LAGOS, Nigeria — Once stigmatized as the world’s polio epicenter, Nigeria on Friday celebrates its first year with no reported case of the crippling disease, having overcome obstacles ranging from Islamic extremists who assassinated vaccinators to rumors the vaccine was a plot to sterilize Muslims.
LAGOS, Nigeria — Once stigmatized as the world’s polio epicenter, Nigeria on Friday celebrates its first year with no reported case of the crippling disease, having overcome obstacles ranging from Islamic extremists who assassinated vaccinators to rumors the vaccine was a plot to sterilize Muslims.
Just 20 years ago this West African nation was recording 1,000 polio cases a year — the highest in the world. The last recorded case of a child paralyzed by the wild polio virus endemic in Nigeria’s impoverished and mainly Muslim north was on July 24, 2014.
“We are celebrating the first time ever that Nigeria has gone without a case of polio, but with caution,” Dr. Tunji Funsho, chairman of Rotary International’s polio campaign in Nigeria, told The Associated Press.
If there are no new cases and laboratory tests remain negative in the next few weeks, the World Health Organization will take Nigeria off the list of polio-endemic countries, said Oliver Rosenbauer of the U.N. agency’s polio unit.
Nigeria is the last African country on that list.
The two remaining countries are Pakistan, which recorded 28 new cases this year, and Afghanistan, with five, said Rosenbauer. It’s a 99 percent reduction since the Global Polio Eradication Initiative began in 1988, when one of the world’s most feared diseases was endemic in 125 countries and was paralyzing nearly 1,000 children every day.
Polio shows up unsuspiciously as a fever and cold, followed quickly by acute paralysis as the virus destroys nerve cells. The disease mainly affects children under 5. The virus invades the body through the mouth and multiplies in the intestine, then is spread through the feces. It is highly contagious with infected but asymptomatic carriers able to spread it silently and swiftly.
That’s why “surveillance takes place in every nook and cranny of this country, even in those areas that have been free for years,” said Rotary’s Funsho.
In Nigeria, where Boko Haram Islamic extremists held a large swath of the northeast for months until March, that means testing sewage and stool samples of refugees from areas too dangerous to access.
The extremists opposed the campaign and Boko Haram gunmen killed nine women vaccinators in northern Kano state in February 2013, but the vaccinations continued.

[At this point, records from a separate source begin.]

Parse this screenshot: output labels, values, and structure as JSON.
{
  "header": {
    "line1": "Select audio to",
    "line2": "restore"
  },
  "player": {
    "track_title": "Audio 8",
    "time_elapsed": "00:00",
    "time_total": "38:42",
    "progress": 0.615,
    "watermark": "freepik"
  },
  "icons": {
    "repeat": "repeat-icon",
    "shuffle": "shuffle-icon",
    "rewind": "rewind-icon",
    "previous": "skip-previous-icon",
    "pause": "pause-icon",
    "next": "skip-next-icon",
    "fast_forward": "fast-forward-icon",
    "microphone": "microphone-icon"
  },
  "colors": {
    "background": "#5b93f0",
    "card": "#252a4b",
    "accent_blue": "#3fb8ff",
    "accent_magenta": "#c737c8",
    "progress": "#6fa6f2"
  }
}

The milestone has been reached despite the government’s failure to deliver the most basic services: 100 million of Nigeria’s 170 million people defecate in the open, while the percentage with piped water has shrunk from 12 percent in 1990 to 2 percent today, according to U.N. estimates.

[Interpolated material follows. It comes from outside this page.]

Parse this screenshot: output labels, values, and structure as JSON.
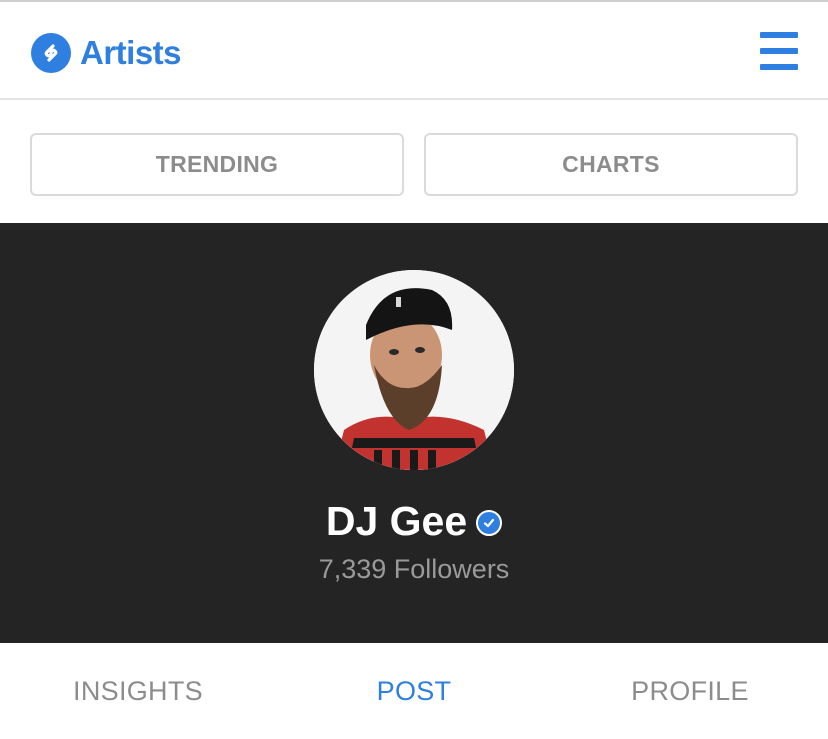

Nigeria has been on the brink of recording no new cases before, only to fall back during elections in 2007 and 2011 when money was lavished on political campaigns instead of vaccinations, said Dr. Oyewale Tomori, chairman of the government’s Expert Review Committee on Polio Eradication.
Politicians spent unprecedented amounts on March elections that for the first time ousted a sitting president. But 2015 also brought the government’s biggest commitment of $80 million to fight polio.

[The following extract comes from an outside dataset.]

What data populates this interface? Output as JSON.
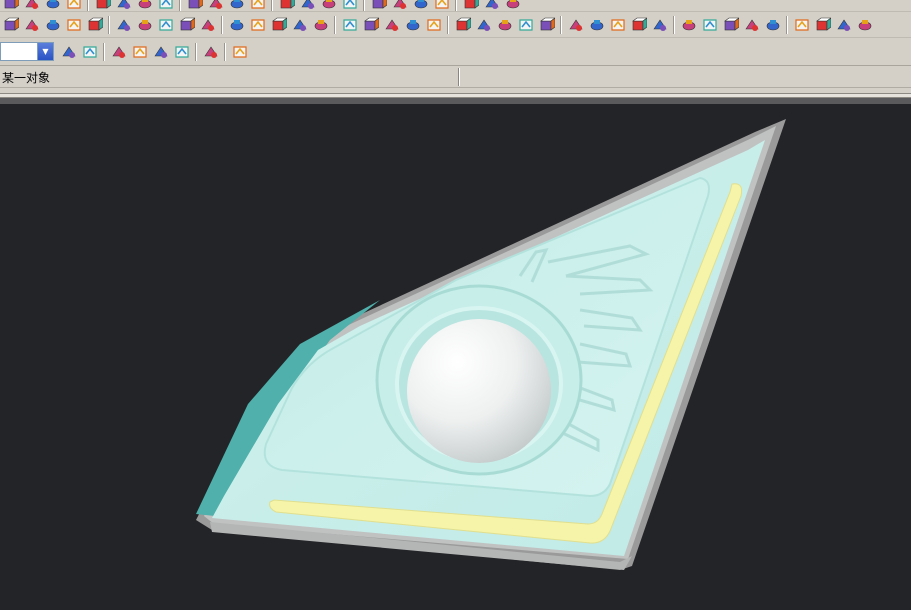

Flexible strategy was needed for the campaign to succeed. “Initially there was this wrong approach … we thought we could overcome it with global pressure and scientific information,” Tomori said. “It didn’t work.”
The campaign had to win over religious and community leaders and grass-roots women’s groups, he said.
Nigeria tracks vaccinators through GPS on their cell phones and has emergency operations centers that provide “real-time information,” said Tomori. “If someone refuses vaccination, we know within minutes and can go back and take action. Before, it could take weeks.”
The polio tracking system has additional benefits. It formed the backbone of Nigeria’s successful efforts to fight Ebola.
The WHO will not declare Nigeria out of the woods until 2017.
“It will take another two extra years of no polio to be polio-free and that is why we cannot relax,” said Tomori, who has been fighting polio for 20 years.
He said monitoring, surveillance and vaccinations all must increase to ensure no backsliding: “On no account must we lose focus and take our eye off the polio radar.”